Future of Humanity Institute

Jan 18, 2010 23:59

I highly encourage you to explore topics which are close to my heart over here. It's the site of Nick Bostrom, director of the Future of Humanity Institute. Don't get worked up, it sounds impressive but it's actually a small joint at the University of Oxford philosophy faculty.
Nick Bostrom's site has a whole bunch of rather excellent papers, all penned by him. He happens to be the author of the famous Fable of the Dragon-Tyrant, an allegorical piece on the virtues of engineered senescence - long-winded but powerful. Spread it far and wide.

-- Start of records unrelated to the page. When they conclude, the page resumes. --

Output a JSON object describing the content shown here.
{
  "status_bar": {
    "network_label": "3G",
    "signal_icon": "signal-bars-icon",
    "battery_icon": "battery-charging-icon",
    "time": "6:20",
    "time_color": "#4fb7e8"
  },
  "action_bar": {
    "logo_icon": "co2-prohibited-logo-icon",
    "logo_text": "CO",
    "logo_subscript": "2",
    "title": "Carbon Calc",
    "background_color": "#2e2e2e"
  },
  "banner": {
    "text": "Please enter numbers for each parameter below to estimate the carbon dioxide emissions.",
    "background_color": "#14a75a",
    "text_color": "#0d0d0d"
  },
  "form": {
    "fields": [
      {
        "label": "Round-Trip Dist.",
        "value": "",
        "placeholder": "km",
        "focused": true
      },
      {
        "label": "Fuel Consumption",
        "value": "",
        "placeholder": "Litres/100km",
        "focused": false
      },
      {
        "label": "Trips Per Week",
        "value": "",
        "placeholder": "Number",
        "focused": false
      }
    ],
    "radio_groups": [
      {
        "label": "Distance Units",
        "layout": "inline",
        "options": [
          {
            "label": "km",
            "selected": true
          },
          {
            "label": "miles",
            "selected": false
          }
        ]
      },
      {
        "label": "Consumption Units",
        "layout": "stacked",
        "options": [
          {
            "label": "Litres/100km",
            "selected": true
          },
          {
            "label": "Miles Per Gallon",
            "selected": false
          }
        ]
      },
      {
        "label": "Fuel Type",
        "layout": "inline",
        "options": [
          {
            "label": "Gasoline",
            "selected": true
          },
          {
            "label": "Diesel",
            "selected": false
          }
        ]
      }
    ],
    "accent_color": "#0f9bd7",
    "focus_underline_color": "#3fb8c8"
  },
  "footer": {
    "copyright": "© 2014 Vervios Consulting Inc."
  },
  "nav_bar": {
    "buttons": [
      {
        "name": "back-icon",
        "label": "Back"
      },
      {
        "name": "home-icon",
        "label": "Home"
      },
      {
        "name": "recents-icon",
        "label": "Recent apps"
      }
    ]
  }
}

I came upon this stuff in my search for research materials related to Hellstar. It's actually lurching forward, paragraph by paragraph (finally started writing it seriously). The chief topic of the book has also shifted a bit away from future prediction to ponderings on the subject of extraterrestrial life - though the book is much the same after that redirection. Of keen relevance to this subject is this paper; it actually resonates with some not-yet-mature ideas that have been dancing around in my head for a while. Essentially, the author writes, finding pond scum on Mars would reveal to us a great existential risk. If there's life on Mars, that means life on Earth isn't the result of remarkable chance - but is rather piss-cheap and likely to be very common among the stars out there. This comes to a speeding trainwreck with the demonstrable absence of ET signals (our own radio has already radiated beyond many light years). The combination of common ET life and nonexistent ET communication suggests that there might be something decimating ET civilizations, making them too unstable to survive for any reasonable length of time (e.g. a miserly million years, at least). Nick Bostrom calls this the "Great Filter" - I forget if it's his original term or something he lifted elsewhere. He goes on to point out that there might be more Great Filters in our past - evolving into eukaryotes, evolving into multicellular constructs, evolving intellect... However, all of these are increasingly easy. It is that hypothetical survival-oriented Great Filter that's still in our future which is cause for worry. Perhaps it's as simple as one of the proverbial Four Horsemen: War (two minutes to midnight style), Famine (running out of resources), Pestilence (biotech apocalypse/gray goo), and Conquest (getting pwned by something alien). Of course, the Jesoid concept of the Four Horsemen neglects to fathom the possibility of Strange Apocalypse by way of Satan's Stargate, heh heh.
It's not the point I want to stress in Hellstar, though. It seems to me like we'll survive for the time being. Our likeliest risk is that of global thermonuclear war; lest the peaceniks forget, USA and Russia still have thousands of mighty nukes pointed at each other, and thousands more in storage - ready to get assembled on short notice. However, this devil isn't as scary as they paint him. Here's an excellent, reasonably accurate analysis of a hypothetical US-USSR thermonuclear war in 1988. A couple billion dead, northern hemisphere ruined for half a century and turned to Third World for centuries to come; but Nuclear Winter is basically a sham and human civilization will endure. The casual mention in that analysis of how Utah Mormons fare better than average in the wake of thermonuclear war reminded me of this dystopian feminist sci-fi novel about a thoroughly Jesoid-headfucked United States in the 'near future'. It was so fucking depressing that I couldn't bring myself to actually read the whole shit - a plot synopsis had to suffice. If it depressed you too - go cheer up with some Insanity Wolf.